Monday, June 28, 2010

Solar

by Ian McEwan

A severe disapointment. I came to McEwan first through his most recent books, finding Saturday a gorgeously written and esquisitely paced pscyhological meditation, and On Chesil Beach even better in its use of time juxtaposition and sympathetic emotional disconnect. After that I was impressed enough to follow up on the author, making him one of the few contemporary novelists I’ve read all the work by. His earlier stuff ranged in quality, some of it quite good (Atonement) but pretty much all of it behind the first two I’ve read. So, I anticipated him as an improving author, and quite eagerly awaited his next book. And, on reading it, I’ve found it far from the great novel I expected, in fact I wouldn’t even pronounce it good. It’s not the weakest thing he’s written, but it’s heavily flawed and frequently frustrating.

On the sentence to sentence level of writing McEwan still shows himself to be a great writer, bringing in a vividness of experience and action that are quite engaging. He also shows himself skilled at characterization and establishing the multitude small details of a personality, unfortunately the personality in question is made so thorougly offputting and loathsome it’s difficult to celebrate the experience.
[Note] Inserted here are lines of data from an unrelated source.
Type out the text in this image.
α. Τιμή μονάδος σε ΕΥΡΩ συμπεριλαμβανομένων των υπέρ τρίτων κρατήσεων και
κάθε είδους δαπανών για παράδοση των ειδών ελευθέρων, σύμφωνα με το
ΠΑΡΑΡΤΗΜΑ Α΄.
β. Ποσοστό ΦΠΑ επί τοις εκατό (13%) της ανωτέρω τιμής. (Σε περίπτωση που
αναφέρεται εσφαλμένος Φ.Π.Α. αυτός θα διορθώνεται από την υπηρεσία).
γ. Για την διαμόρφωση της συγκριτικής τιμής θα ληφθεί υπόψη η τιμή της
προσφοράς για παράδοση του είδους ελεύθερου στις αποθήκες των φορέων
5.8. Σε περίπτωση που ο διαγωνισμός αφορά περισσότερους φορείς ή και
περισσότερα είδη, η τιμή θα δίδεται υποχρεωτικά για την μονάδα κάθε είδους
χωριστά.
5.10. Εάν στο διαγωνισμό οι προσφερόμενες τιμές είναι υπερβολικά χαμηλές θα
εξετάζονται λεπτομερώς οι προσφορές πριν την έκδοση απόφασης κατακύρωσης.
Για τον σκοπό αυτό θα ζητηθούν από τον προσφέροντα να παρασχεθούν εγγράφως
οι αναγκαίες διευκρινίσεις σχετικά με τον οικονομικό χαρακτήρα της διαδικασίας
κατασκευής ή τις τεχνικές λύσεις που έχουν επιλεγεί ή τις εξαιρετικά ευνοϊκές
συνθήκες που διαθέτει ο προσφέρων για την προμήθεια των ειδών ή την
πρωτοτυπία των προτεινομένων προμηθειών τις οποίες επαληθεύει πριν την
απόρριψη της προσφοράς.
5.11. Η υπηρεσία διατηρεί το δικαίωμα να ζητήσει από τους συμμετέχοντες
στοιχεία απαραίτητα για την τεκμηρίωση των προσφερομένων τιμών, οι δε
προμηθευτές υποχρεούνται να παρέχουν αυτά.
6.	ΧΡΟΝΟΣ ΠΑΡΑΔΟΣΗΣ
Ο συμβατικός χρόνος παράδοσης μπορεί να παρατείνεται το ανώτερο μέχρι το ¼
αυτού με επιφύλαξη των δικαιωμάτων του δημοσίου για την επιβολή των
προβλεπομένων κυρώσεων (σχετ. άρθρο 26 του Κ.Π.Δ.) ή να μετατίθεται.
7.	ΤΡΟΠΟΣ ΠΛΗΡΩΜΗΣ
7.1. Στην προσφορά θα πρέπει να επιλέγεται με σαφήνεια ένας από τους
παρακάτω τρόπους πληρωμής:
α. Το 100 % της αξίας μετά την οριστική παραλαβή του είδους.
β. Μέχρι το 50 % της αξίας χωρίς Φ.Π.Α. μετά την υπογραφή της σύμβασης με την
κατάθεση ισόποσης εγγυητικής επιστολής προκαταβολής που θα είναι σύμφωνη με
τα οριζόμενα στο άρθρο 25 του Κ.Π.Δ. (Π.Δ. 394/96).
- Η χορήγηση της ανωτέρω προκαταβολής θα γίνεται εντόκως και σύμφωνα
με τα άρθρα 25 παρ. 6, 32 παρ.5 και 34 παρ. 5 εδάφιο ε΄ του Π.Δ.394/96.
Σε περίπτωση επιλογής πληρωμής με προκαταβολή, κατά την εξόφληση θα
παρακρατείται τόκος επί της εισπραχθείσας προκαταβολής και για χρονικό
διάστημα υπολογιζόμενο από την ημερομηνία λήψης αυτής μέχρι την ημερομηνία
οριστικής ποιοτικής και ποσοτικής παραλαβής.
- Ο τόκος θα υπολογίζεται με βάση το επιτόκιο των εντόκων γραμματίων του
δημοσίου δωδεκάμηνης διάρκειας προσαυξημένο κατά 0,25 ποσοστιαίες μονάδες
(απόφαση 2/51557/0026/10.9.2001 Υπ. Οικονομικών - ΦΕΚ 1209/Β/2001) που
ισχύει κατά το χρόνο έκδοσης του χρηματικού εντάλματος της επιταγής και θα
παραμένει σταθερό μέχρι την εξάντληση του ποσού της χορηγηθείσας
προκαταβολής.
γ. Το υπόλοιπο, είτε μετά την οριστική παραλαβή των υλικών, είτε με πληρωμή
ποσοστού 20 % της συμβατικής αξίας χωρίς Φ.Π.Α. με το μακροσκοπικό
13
The fundamental problem comes in with plotting, the whole structure of the book being highly disjointed and appearing to shift among different subgenres in following the character journey, through an array of ex-science, renewed science, marital drama, murder plotting and environmental intrigue that are in the end alienating when taken as a single plot. It seems clear that McEwan intends for a tone of tragicomedy at the key moments and perhaps the larger plot, but that works poorly because the comedy is rather awkward and unfulfilled and tragedy depends on one not rooting against the protagonist.

I was also profoundly irritated by the continual, ill-informed bashing of postmodernism, and much of the humanities in academia. It’s a broad, strawman satire of over the top theory driven irrationalism, it’s not very accurate or at all unique as a criticism, and it goes on for far too long. It was intrusive to the story and served as more attack against the academy in a shallowly thought out manner of which there is already more than enough.

Taken as a novel about environmentalism, the book points up to human foibles and shortsightedness involved with individuals on all sides of the equation, but particularly in the opposition to it. By the end of the story the attempt to reform the world through new solar power have failed, due to personal dysfunction coming back with force and, more broadly, a capitalist mentality with its head firmly buried in the sand. That’s worth saying as far as it goes, but isn’t in itself compelling enough to carry the story. In a rather bizarre reveiw, the Guardian praised Solar as the first novel putting environmental scientists as heroes and centering the effort to engage with the environment as central. Beyond the issue of undermining itself by having such a petty, shortsighted, sexist, self-righteous individual as the hero in question, that review shows a systematic ignorance of the rich sciene fiction that has taken this standpoint more centrally and more effectively--the writing of David Brin and Kim Stanley Robinson in particular come to mind. This particular book is not one which shows the cultural divsion between the literary and SF molds to the advantage of the former.